Arménie, 1915 ou le premier génocide du XXe siècle

Le génocide des Arméniens, photographie datant de 1916
«La Turquie a toujours représenté un autre continent au cours de l'Histoire, en contraste permanent avec l'Europe. Il y a eu les guerres avec l'empire byzantin, pensez aussi à la chute de Constantinople, aux guerres balkaniques [...]. Je pense donc ceci : identifier les deux continents serait une erreur. Il s'agirait d'une perte de richesse, de la disparition du culturel au profit de l'économie.»
Joseph Ratzinger, depuis quelques semaines Benoît XVI.


La question turque étant, de nouveau et pour quelques années encore, brûlante, je me permets de publier de nouveau, légèrement modifiée, une note datant du mois d'avril.
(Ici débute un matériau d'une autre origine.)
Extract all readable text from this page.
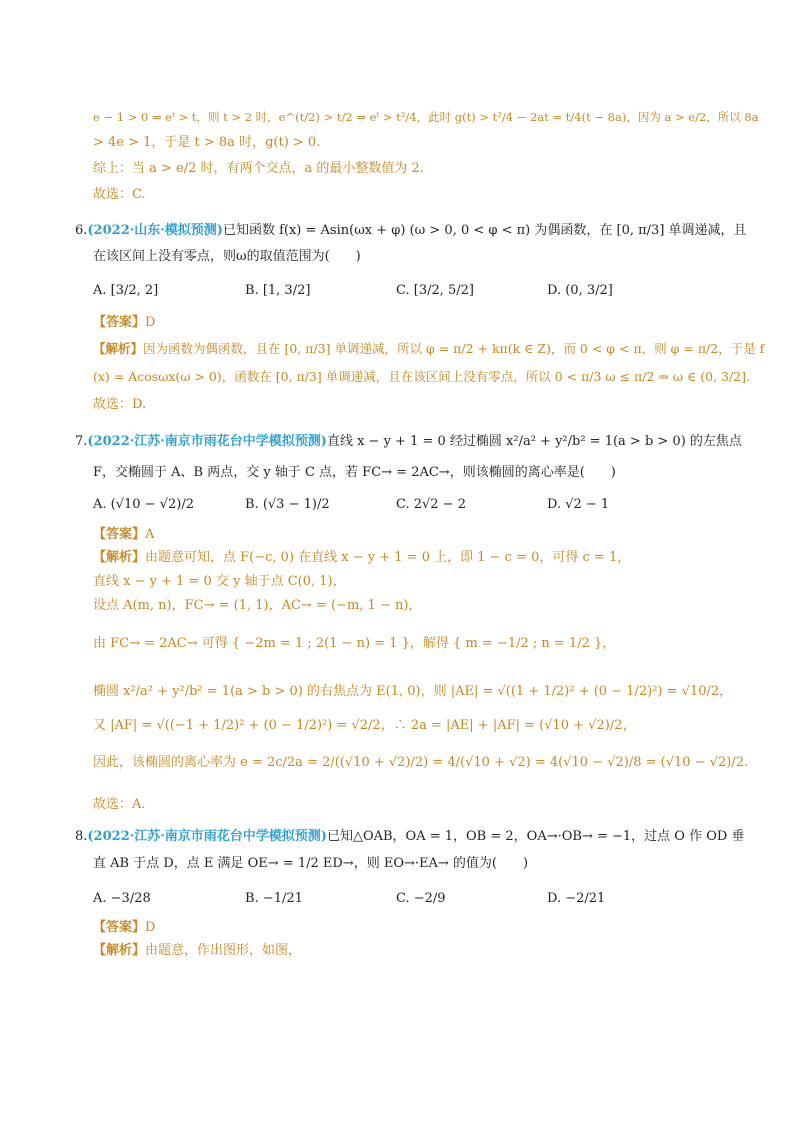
e − 1 > 0 ⇒ eᵗ > t，则 t > 2 时，e^(t/2) > t/2 ⇒ eᵗ > t²/4，此时 g(t) > t²/4 − 2at = t/4(t − 8a)，因为 a > e/2，所以 8a
> 4e > 1，于是 t > 8a 时，g(t) > 0.
综上：当 a > e/2 时，有两个交点，a 的最小整数值为 2.
故选：C.
6.(2022·山东·模拟预测)已知函数 f(x) = Asin(ωx + φ) (ω > 0, 0 < φ < π) 为偶函数，在 [0, π/3] 单调递减，且
在该区间上没有零点，则ω的取值范围为(　　)
A. [3/2, 2]	B. [1, 3/2]	C. [3/2, 5/2]	D. (0, 3/2]
【答案】D
【解析】因为函数为偶函数，且在 [0, π/3] 单调递减，所以 φ = π/2 + kπ(k ∈ Z)，而 0 < φ < π，则 φ = π/2，于是 f
(x) = Acosωx(ω > 0)，函数在 [0, π/3] 单调递减，且在该区间上没有零点，所以 0 < π/3 ω ≤ π/2 ⇒ ω ∈ (0, 3/2].
故选：D.
7.(2022·江苏·南京市雨花台中学模拟预测)直线 x − y + 1 = 0 经过椭圆 x²/a² + y²/b² = 1(a > b > 0) 的左焦点
F，交椭圆于 A、B 两点，交 y 轴于 C 点，若 FC→ = 2AC→，则该椭圆的离心率是(　　)
A. (√10 − √2)/2	B. (√3 − 1)/2	C. 2√2 − 2	D. √2 − 1
【答案】A
【解析】由题意可知，点 F(−c, 0) 在直线 x − y + 1 = 0 上，即 1 − c = 0，可得 c = 1，
直线 x − y + 1 = 0 交 y 轴于点 C(0, 1)，
设点 A(m, n)，FC→ = (1, 1)，AC→ = (−m, 1 − n)，
由 FC→ = 2AC→ 可得 { −2m = 1 ; 2(1 − n) = 1 }，解得 { m = −1/2 ; n = 1/2 }，
椭圆 x²/a² + y²/b² = 1(a > b > 0) 的右焦点为 E(1, 0)，则 |AE| = √((1 + 1/2)² + (0 − 1/2)²) = √10/2，
又 |AF| = √((−1 + 1/2)² + (0 − 1/2)²) = √2/2，∴ 2a = |AE| + |AF| = (√10 + √2)/2，
因此，该椭圆的离心率为 e = 2c/2a = 2/((√10 + √2)/2) = 4/(√10 + √2) = 4(√10 − √2)/8 = (√10 − √2)/2.
故选：A.
8.(2022·江苏·南京市雨花台中学模拟预测)已知△OAB，OA = 1，OB = 2，OA→·OB→ = −1，过点 O 作 OD 垂
直 AB 于点 D，点 E 满足 OE→ = 1/2 ED→，则 EO→·EA→ 的值为(　　)
A. −3/28	B. −1/21	C. −2/9	D. −2/21
【答案】D
【解析】由题意，作出图形，如图，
Annick Asso, Le cantique des larmesLu, avec effroi, dégoût et colère, les pages consignant la lente éploration de l'horreur, la banalité du Mal, dans la bouche d'anonymes oubliés de tous, horreur et banalité pourtant recueillies (selon l'étrange et lui aussi banal miracle affirmant qu'aucune lâcheté, qu'aucune ignominie ne sauraient rester totalement inconnues des hommes si elles ont été une fois notées et consignées) dans un ouvrage que toute personne bizarrement turcophile, et d'abord Jacques Chirac, ferait bien de lire, et plutôt deux fois qu'une : Le cantique des larmes (La Table ronde) consacré au génocide arménien. Ainsi, ce témoignage, parmi des centaines d'autres du même acabit, extrait de la déposition de madame Terzibachian d'Erzeroum lors du procès Tehlirian : «Avec ce que nous pouvions porter sur le dos, nous avons atteint Malatia. Là, on nous mena dans la montagne et on sépara les hommes des femmes. Les femmes étaient à environ dix mètres des hommes et purent voir de leurs propres yeux ce qui leur arrivait. On les a tués à coups de hache et on les a poussés dans l'eau.
Seuls les hommes ont péri de cette manière. Lorsqu'il commença à faire un peu sombre, les gendarmes vinrent choisir et prendre les plus belles femmes et jeunes filles pour en faire leur femme. [...] Celles qui ne cédaient pas furent transpercées à coups de baïonnette et eurent le corps déchiré par traction sur les jambes. Même des femmes enceintes eurent les côtes tranchées, les enfants arrachés du ventre et jetés. (Le témoin lève la main.) Je le jure.
Mon frère aussi eut la tête tranchée. Lorsque ma mère vit cela, elle s'écroula et mourut sur le coup. Alors un Turc s'approcha de moi pour faire de moi sa femme, mais comme je ne consentis pas, il prit mon enfant et le jeta.»

Photographie de l'auteur

Le lecteur mettra en rapport ces pages déchirantes et le dossier, d'une rare indigence intellectuelle et d'une plus immonde complaisance encore vis-à-vis de la chienlit huppée stambouliote et de tous les clichés progressistes, publié par Paris Match (dans son numéro du 29 septembre au 5 octobre). Sous la plume de Gilles Martin-Chauffier par exemple, cette perle que l'on dirait secrétée par une limace se nourrissant d'une petite crotte delanoenne : Istanbul n'est pas une mosquée, c'est une fête. Cette autre, qu'un Bloy et un Ellul auraient enchâssée dans un écrin d'exégèses assassines : Les Turcs sont des Européens musulmans.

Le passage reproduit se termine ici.